Tobacco Suit Jury Selection Begins
06/18/01
NEW ORLEANS (AP) - Jury selection began Monday in a statewide class-action lawsuit against the nation's tobacco companies, seeking to force cigarette makers to pay for medical testing and to help smokers in Louisiana quit.
The suit, filed in 1997, claims that tobacco companies manipulated nicotine levels to keep people addicted.
Unlike more high-profile tobacco trials, such as in Florida where the industry was hit by a $145 billion judgment in July 2000 and a $3 billion award by a Los Angeles jury on June 6 to a cancer-stricken smoker, an eye-popping punitive damage award does not appear possible because of state caps on such damages.
Jury selection could take up to two months and the trial could take a year, said Christine Cox, a spokeswoman for a national group of attorneys handling suits against the tobacco industry.

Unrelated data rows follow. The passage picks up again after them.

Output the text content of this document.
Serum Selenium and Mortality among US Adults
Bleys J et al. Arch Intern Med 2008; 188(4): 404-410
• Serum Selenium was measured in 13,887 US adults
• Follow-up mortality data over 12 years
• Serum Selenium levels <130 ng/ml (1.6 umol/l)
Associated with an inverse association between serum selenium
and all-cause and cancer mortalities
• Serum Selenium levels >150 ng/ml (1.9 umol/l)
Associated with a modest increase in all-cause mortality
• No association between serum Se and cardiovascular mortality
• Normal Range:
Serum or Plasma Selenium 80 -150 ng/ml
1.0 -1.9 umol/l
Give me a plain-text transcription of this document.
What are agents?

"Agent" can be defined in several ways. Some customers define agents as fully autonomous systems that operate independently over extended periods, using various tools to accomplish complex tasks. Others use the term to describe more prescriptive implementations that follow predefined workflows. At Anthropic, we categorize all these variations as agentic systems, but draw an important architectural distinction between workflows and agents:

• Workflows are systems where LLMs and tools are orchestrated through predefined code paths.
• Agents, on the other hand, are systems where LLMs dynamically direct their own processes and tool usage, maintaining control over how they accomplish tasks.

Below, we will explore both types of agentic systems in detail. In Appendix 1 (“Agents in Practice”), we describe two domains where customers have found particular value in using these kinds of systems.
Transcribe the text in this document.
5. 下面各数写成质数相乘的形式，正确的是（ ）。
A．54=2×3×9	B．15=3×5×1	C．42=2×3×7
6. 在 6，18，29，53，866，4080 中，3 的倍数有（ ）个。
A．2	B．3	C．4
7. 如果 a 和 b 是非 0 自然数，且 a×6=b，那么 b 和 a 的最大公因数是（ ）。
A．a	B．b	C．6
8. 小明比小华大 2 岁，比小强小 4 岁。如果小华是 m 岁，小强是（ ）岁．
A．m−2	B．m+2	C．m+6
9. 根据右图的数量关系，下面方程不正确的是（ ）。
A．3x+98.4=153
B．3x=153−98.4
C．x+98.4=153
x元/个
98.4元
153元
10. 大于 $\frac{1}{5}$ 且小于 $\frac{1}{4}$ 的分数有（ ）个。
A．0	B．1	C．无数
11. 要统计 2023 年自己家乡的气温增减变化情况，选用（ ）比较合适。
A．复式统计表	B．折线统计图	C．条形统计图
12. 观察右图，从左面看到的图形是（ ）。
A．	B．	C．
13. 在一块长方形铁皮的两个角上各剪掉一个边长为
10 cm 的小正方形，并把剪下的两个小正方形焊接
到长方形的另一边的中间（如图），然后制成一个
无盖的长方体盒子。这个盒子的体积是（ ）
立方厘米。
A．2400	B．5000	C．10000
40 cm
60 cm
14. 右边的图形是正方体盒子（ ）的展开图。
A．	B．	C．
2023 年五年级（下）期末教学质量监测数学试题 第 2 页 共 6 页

The suit will be held by Civil District Judge Richard Ganucheau in two phases.
The first will cover whether nicotine in cigarettes caused two women listed as class representatives, Gloria Scott and Deanna Jackson, to continue smoking, and whether cigarettes are defective products under state liability law. That phase also will address whether quit-smoking programs and medical monitoring are justified for the two women.
The same jury then will decide whether the entire class, which could include 500,000 or more Louisiana smokers, is entitled to similar benefits and how to award common damages.
The tobacco industry contends that addiction is a person-by-person issue that should be decided in individual trials.
Neither side has released estimates of how much tobacco companies would have to pay should the plaintiffs get everything they want.
In the late 1990s, the tobacco industry agreed to pay $248 billion over 25 years to settle state lawsuits seeking to recover their costs of treating smoking-related illnesses. Louisiana's share was $4 billion.
The Legislature recently authorized the sale of up to $2.4 billion of the settlement, as some officials fear the industry may eventually not be able to pay.